Does it mean each CPU can do no more than ~100k operations by frame ?
On real hardware, it would be even slower since the operation I use (add #1,R8) just stays in 3 stages whereas more complex ones (mov.b @R8,R9 for example) uses 4 or even 5 stages !
evildragon
Very interested
Posts: 326
Joined: Mon Mar 12, 2007 1:53 am
Contact:

Post by evildragon »

when you benchmark PAL, is it in 240 or 224 lines? (or does it not matter?) just curious..
TmEE co.(TM)
Very interested
Posts: 2452
Joined: Tue Dec 05, 2006 1:37 pm
Location: Estonia, Rapla City
Contact:

Post by TmEE co.(TM) »

It doesn't matter if you use 224 or 240 lines, least not on MD on its own.
Mida sa loed ? Nagunii aru ei saa ;)
http://www.tmeeco.eu
Files of all broken links and images of mine are found here : http://www.tmeeco.eu/FileDen
ob1
Very interested
Posts: 468
Joined: Wed Dec 06, 2006 9:01 am
Location: Aix-en-Provence, France

Post by ob1 »

Line number doesn't matter. What's important is the refresh rate : 60Hz or 50Hz.
Shiru
Very interested
Posts: 786
Joined: Sat Apr 07, 2007 3:11 am
Location: Russia, Moscow
Contact:

Re: 32X raw performance

Post by Shiru »

ob1 wrote:Does it mean each CPU can do no more than ~100k operations by frame ?
Did you count branch? In code with loop with add 1 (i.e. increment) and branch, result in counter ~100K means you have ~200K operations executed.

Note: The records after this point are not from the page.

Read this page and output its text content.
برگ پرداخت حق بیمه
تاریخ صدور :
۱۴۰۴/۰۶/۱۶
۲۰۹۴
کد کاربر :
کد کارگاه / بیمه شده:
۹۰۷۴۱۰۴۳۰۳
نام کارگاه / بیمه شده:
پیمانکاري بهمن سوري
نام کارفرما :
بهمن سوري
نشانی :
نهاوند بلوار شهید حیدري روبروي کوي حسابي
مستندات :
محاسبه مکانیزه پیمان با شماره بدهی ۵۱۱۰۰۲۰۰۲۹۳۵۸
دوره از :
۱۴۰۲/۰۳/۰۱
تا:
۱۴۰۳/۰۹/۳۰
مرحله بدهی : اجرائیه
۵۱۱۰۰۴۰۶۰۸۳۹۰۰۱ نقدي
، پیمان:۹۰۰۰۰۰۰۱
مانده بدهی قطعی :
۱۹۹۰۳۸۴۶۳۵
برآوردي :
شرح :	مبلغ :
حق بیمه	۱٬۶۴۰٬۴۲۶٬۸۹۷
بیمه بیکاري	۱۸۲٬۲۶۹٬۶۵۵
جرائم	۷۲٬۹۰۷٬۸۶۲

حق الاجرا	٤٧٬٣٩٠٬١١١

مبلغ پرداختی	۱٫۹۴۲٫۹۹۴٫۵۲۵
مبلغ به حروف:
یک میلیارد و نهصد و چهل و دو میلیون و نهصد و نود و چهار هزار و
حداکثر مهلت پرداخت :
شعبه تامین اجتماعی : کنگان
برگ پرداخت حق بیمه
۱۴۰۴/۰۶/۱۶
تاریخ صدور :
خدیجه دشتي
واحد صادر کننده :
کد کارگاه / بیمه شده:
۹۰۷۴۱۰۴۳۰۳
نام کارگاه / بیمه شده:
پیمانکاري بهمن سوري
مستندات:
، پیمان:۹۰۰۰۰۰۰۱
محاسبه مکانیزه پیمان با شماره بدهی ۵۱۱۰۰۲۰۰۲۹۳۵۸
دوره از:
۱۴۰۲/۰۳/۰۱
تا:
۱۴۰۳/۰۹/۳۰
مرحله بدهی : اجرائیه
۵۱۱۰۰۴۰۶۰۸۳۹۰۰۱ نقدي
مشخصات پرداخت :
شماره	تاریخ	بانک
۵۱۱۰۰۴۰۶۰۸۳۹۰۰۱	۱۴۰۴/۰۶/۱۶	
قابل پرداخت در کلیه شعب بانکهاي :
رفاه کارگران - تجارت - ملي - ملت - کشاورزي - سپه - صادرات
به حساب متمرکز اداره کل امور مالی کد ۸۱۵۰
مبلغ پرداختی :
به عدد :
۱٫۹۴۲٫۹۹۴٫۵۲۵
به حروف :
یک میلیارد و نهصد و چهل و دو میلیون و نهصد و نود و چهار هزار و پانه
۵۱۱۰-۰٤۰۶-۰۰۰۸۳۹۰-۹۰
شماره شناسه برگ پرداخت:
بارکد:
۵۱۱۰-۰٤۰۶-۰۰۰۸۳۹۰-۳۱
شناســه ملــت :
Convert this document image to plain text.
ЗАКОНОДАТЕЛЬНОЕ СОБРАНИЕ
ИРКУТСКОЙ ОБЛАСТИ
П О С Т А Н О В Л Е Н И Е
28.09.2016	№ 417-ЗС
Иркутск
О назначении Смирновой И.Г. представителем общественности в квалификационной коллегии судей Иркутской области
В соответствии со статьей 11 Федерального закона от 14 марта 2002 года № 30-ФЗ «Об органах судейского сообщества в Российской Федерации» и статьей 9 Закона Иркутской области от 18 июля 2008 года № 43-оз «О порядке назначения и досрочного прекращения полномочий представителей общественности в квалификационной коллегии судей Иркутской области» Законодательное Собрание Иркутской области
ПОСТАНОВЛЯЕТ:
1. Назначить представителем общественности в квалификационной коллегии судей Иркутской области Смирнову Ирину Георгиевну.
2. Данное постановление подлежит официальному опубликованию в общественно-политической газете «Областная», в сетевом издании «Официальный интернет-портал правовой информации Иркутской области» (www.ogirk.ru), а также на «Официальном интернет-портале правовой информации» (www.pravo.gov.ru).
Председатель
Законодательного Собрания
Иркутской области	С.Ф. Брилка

One SH2 @23MHz has performance approx 20 MIPS - 20000000 simple operations (usually register-register transfers) per second, so per frame you must get 333333..400000 (60/50Hz) simple operations.
Mask of Destiny
Very interested
Posts: 628
Joined: Thu Nov 30, 2006 6:30 am

Post by Mask of Destiny »

I seem to remember that branches are relatively expensive on the SH-2 even with the delay slot instruction. Still, 95,869 * 60 fps * 2 instructions = 11.5 MIPS which means an average of ~2 cycles per instruction. You can do better than that if you keep your branching to a minimum and avoid pipeline stalls. Of course, on real world code you also have the cache to worry about too.
Post Reply